Did Det Sgt MacKinnon arrest Ms Kloet for the wrong charge?

[30]         In my view, this is not a wrong-charge situation, notwithstanding the able argument of the prosecution.

[31]         Cst Shipley had seen Ms Kloet in possession of liquor, in a public place, outside a licensed area, prior to Det/Sgt MacKinnon arriving on the scene.  Based on what he had been told by Cst Shipley, Det/Sgt MacKinnon could have warned Ms Kloet, or he could have issued her a summary-offence ticket.    But what he could not do was arrest her for illegal possession of liquor as he did not find her committing that offence.  Det/Sgt MacKinnon most certainly had the right charge, but chose the wrong policing action.

[32]         And so this is not a case of one officer, fixed with knowledge that would constitute valid grounds for arrest, miscommunicating those grounds to a backup officer, who in turn arrests a suspect for the wrong charge.  That sort of situation was the one faced by the court in R v. Woodruff and Orellana, 2021 ONSC 7316 at ¶ 39 [Woodruff], citing R v. McCalla, 2019 ONSC 3256 at ¶ 30-35 [McCalla].  But that is not what the Court is dealing with today:  Det/Sgt MacKinnon relied entirely and accurately on what Cst Shipley had told him; there was no miscommunication.

[33]         Additionally, this case does not involve any Charter-grounds issues, whereas Woodruff was precisely a Charter-grounds case.  The issue before the Court today is whether there is any evidence supporting an essential element of an offence, so that there is no Grant-factor-balancing wiggle room as would be found in a case involving an exclusion-of-evidence § 24(2) Charter application (ie R v Grant, 2009 SCC 32 at ¶ 85-86).  If there is no evidence covering an essential proof, there is nothing to balance.

[34]         The prosecution filed with the Court R v. Bowers, 1992 CarswellOnt 3705 [Bowers].  That case involved, just as Ms Kloet’s,  a person charged with resisting arrest.  The trial judge found that police would not have had the legal authority to arrest Mr Bowers for the reason offered in court: namely, the violation of a provincial liquor-control statute.  The provision that was in play in Bowers permitted an arrest of an intoxicated person only if very precise criteria were satisfied, and those criteria were not met.  However, the judge found that there would have been grounds to make a lawful arrest to prevent a continuing breach of the peace, as Mr Bowers was in the middle of a mêlée that was under way when police arrived.  The trial judge in Bowers was prepared to substitute the actual duty being executed by police with an implied or notional one.  In my view, this runs contrary to the specific wording of the statute, which requires proof of the actual duty being executed by the officer who was allegedly resisted or obstructed.  It is not for me to say whether Bowers was decided correctly, as much turned on the specific facts of the case.  It is enough that this Court is not bound by it.  I would add that I have not found any cases that have followed it.

Good faith

[35]         The prosecution argues that Det/Sgt MacKinnon acted in good faith.  That might be so; however, good faith is not a law, nor is it a substitute proof of a lawful duty.

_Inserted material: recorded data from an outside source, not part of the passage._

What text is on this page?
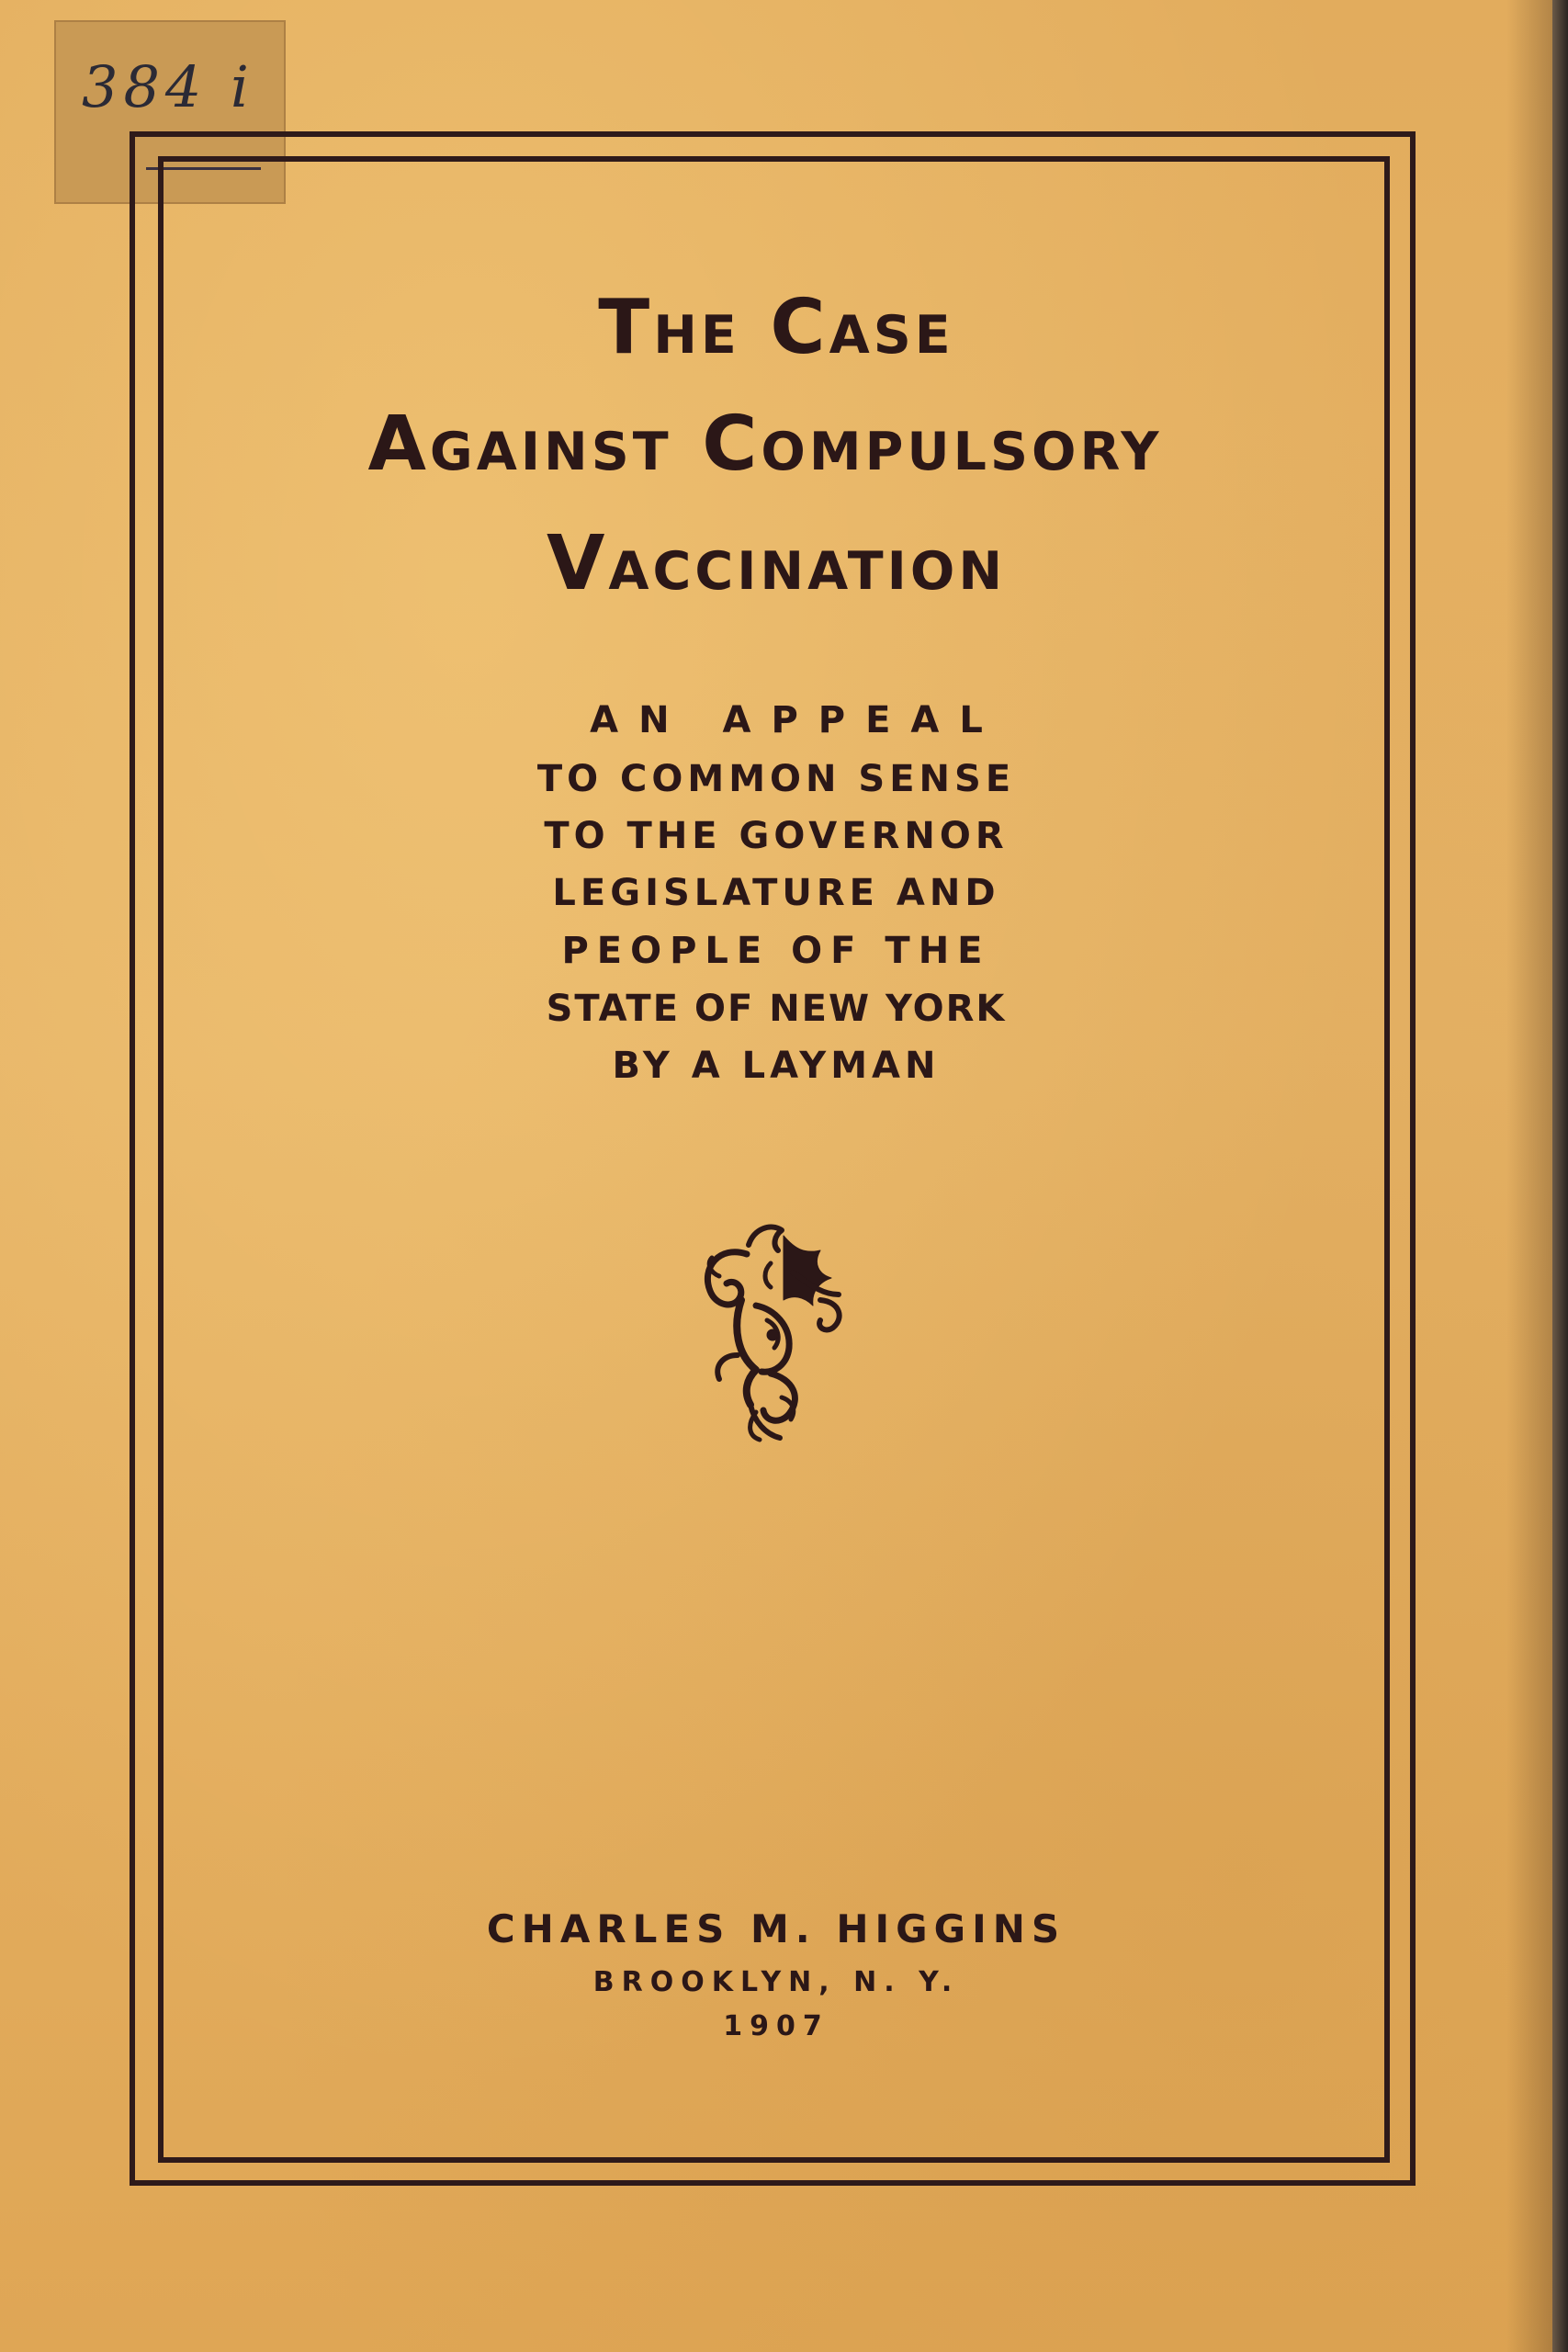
384 i
The Case
Against Compulsory
Vaccination
AN APPEAL
TO COMMON SENSE
TO THE GOVERNOR
LEGISLATURE AND
PEOPLE OF THE
STATE OF NEW YORK
BY A LAYMAN
CHARLES M. HIGGINS
BROOKLYN, N. Y.
1907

Adjudication of no-evidence issue

[36]         I find that there is no evidence before the Court that Det/Sgt MacKinnon was engaged in the lawful execution of his duty when he arrested Ms Kloet for an LCA offence.

[37]         As that essential element remains unproven at the close of the case for the prosecution, the Court dismisses the charge against Ms Kloet, in accordance with § 804 of the Code.

[38]         I would note that, although this was adjudicated as a no-evidence issue, the outcome would have been the same had Ms Kloet called evidence.  Defence evidence would not have altered the fact that the arrest of Ms Kloet was not lawful.

[39]         Finally, this judgment should not be taken as an approval of Ms Kloet’s actions.  Members of the public place themselves in jeopardy when they inject themselves into policing operations.  If a person believes that police have acted improperly, the venue for dealing with that is the court room or a complaints-review tribunal.